アメーバ経営
アメーバ経営とは、京セラ創立者の稲森和夫氏が自らの経験から導き出した「全員参加型」の経営手法である。
組織をアメーバのように細かく分割し、その小集団ごとの独立採算の収支管理を徹底する。
これにより、役割と責任の所在も明確になる。
その小集団のリーダーが、一つの会社を経営しているような意識を生み出す。
各現場の小さな集団であるため、コミュニケーションも緊密になり、社員もリーダーと意識を共有しながら収益向上のための工夫や改善に努めるようになる。
収支結果は、月ごとに企業全体に向けてオープンにされるが、収支報告は、簡易な「時間当たり採算」の算出システムを採用している。
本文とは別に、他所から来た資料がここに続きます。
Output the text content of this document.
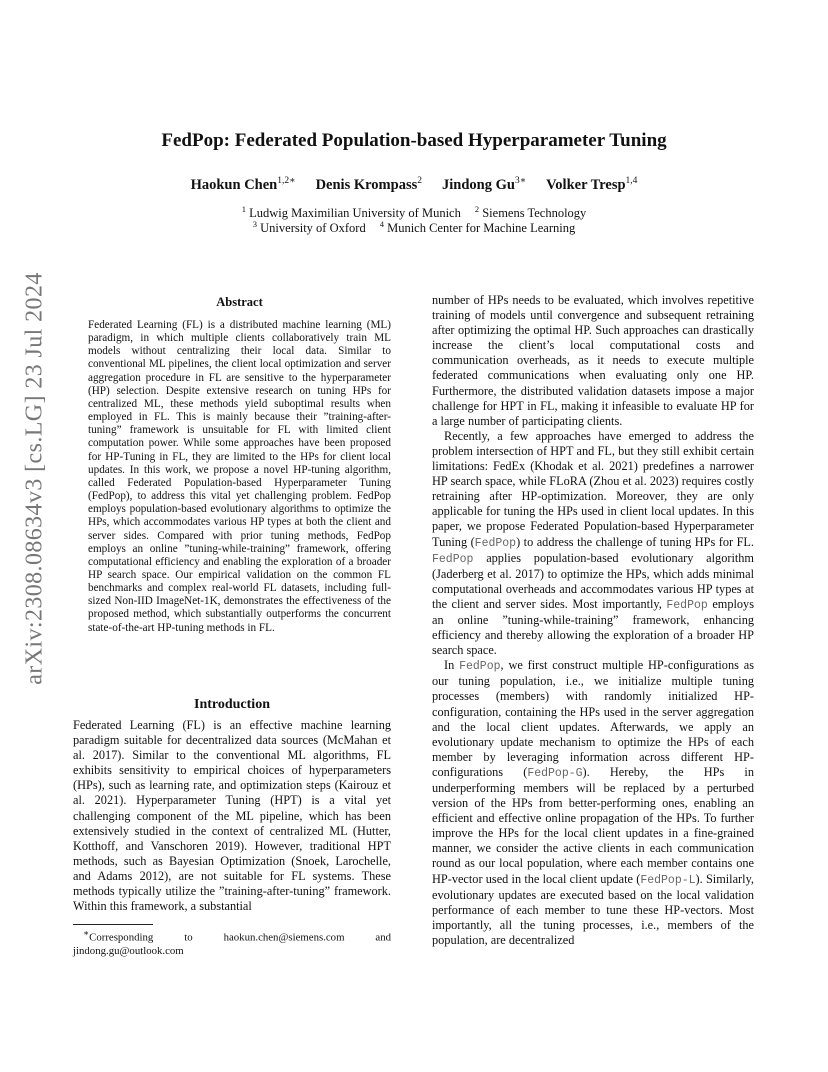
FedPop: Federated Population-based Hyperparameter Tuning
Haokun Chen$^{1,2∗}$ Denis Krompass$^2$ Jindong $Gu^{3∗}$ Volker Tresp$^{1,4}$
$^1$ Ludwig Maximilian University of Munich $^2$ Siemens Technology
$^3$ University of Oxford $^4$ Munich Center for Machine Learning
arXiv:2308.08634v3 [cs.LG] 23 Jul 2024	Abstract

Federated Learning (FL) is a distributed machine learning (ML) paradigm, in which multiple clients collaboratively train ML models without centralizing their local data. Similar to conventional ML pipelines, the client local optimization and server aggregation procedure in FL are sensitive to the hyperparameter (HP) selection. Despite extensive research on tuning HPs for centralized ML, these methods yield suboptimal results when employed in FL. This is mainly because their ”training-after-tuning” framework is unsuitable for FL with limited client computation power. While some approaches have been proposed for HP-Tuning in FL, they are limited to the HPs for client local updates. In this work, we propose a novel HP-tuning algorithm, called Federated Population-based Hyperparameter Tuning (FedPop), to address this vital yet challenging problem. FedPop employs population-based evolutionary algorithms to optimize the HPs, which accommodates various HP types at both the client and server sides. Compared with prior tuning methods, FedPop employs an online ”tuning-while-training” framework, offering computational efficiency and enabling the exploration of a broader HP search space. Our empirical validation on the common FL benchmarks and complex real-world FL datasets, including full-sized Non-IID ImageNet-1K, demonstrates the effectiveness of the proposed method, which substantially outperforms the concurrent state-of-the-art HP-tuning methods in FL.

Introduction

Federated Learning (FL) is an effective machine learning paradigm suitable for decentralized data sources (McMahan et al. 2017). Similar to the conventional ML algorithms, FL exhibits sensitivity to empirical choices of hyperparameters (HPs), such as learning rate, and optimization steps (Kairouz et al. 2021). Hyperparameter Tuning (HPT) is a vital yet challenging component of the ML pipeline, which has been extensively studied in the context of centralized ML (Hutter, Kotthoff, and Vanschoren 2019). However, traditional HPT methods, such as Bayesian Optimization (Snoek, Larochelle, and Adams 2012), are not suitable for FL systems. These methods typically utilize the ”training-after-tuning” framework. Within this framework, a substantial

∗Corresponding to haokun.chen@siemens.com and jindong.gu@outlook.com

number of HPs needs to be evaluated, which involves repetitive training of models until convergence and subsequent retraining after optimizing the optimal HP. Such approaches can drastically increase the client’s local computational costs and communication overheads, as it needs to execute multiple federated communications when evaluating only one HP. Furthermore, the distributed validation datasets impose a major challenge for HPT in FL, making it infeasible to evaluate HP for a large number of participating clients.

Recently, a few approaches have emerged to address the problem intersection of HPT and FL, but they still exhibit certain limitations: FedEx (Khodak et al. 2021) predefines a narrower HP search space, while FLoRA (Zhou et al. 2023) requires costly retraining after HP-optimization. Moreover, they are only applicable for tuning the HPs used in client local updates. In this paper, we propose Federated Population-based Hyperparameter Tuning (FedPop) to address the challenge of tuning HPs for FL. FedPop applies population-based evolutionary algorithm (Jaderberg et al. 2017) to optimize the HPs, which adds minimal computational overheads and accommodates various HP types at the client and server sides. Most importantly, FedPop employs an online ”tuning-while-training” framework, enhancing efficiency and thereby allowing the exploration of a broader HP search space.

In FedPop, we first construct multiple HP-configurations as our tuning population, i.e., we initialize multiple tuning processes (members) with randomly initialized HP-configuration, containing the HPs used in the server aggregation and the local client updates. Afterwards, we apply an evolutionary update mechanism to optimize the HPs of each member by leveraging information across different HP-configurations (FedPop-G). Hereby, the HPs in underperforming members will be replaced by a perturbed version of the HPs from better-performing ones, enabling an efficient and effective online propagation of the HPs. To further improve the HPs for the local client updates in a fine-grained manner, we consider the active clients in each communication round as our local population, where each member contains one HP-vector used in the local client update (FedPop-L). Similarly, evolutionary updates are executed based on the local validation performance of each member to tune these HP-vectors. Most importantly, all the tuning processes, i.e., members of the population, are decentralized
独立採算制であるため、社内でのモノのやり取りも収支として計上される。全社開示となるため、人件費は含まれないことが多い。
代替指標として、小集団内の総労働時間が使われることがある。これにより、各集団の比較も可能となる。
このような仕組みによって、社員の当事者意識を促すとともに、どのように動けば収益や付加価値の創造につながるのかもわかりやすくなる。
経営者も企業内の隅々までの状況を明確に把握することができる。
環境の変化に応じて、タイミングを逃さず分裂や廃止の措置をとり、企業の維持・成長のための体制を整えられる。
採算が取れなければその小集団は透明性の保たれた認識のもとに消滅することになる。
このような代謝により、組織への貢献意欲と責任を助長する。
ボトムアップの報告だけでなく、トップダウンの状況報告も担当部署を設置して徹底される。
情報システムを活用し、財務会計の知識がなくてもわかりやすい形に加工されたデータが個々のリーダーに伝えられる工夫がなされている。
アメーバ経営の目的は、すべての部門が市場価値や価格に意識を向けることにある。
コスト削減のための改善を繰り返すだけでは、内部意識に留まってしまい、収益に対する意識が醸成できない。
すべての社員の意識を目の前の仕事だけでなく、経営に向けさせる。
この慣習が人材の育成にもつながっていくことを目指すものである。
有名な経営手法でありながら、コンサルティングファームの面接等で話題になることはそこまで多くない。
しかし、著名であるがゆえにアメーバ経営に関連する話題が出てくる際には、当然知っているものとして議論が進められる可能性があるため、押さえておきたい用語である。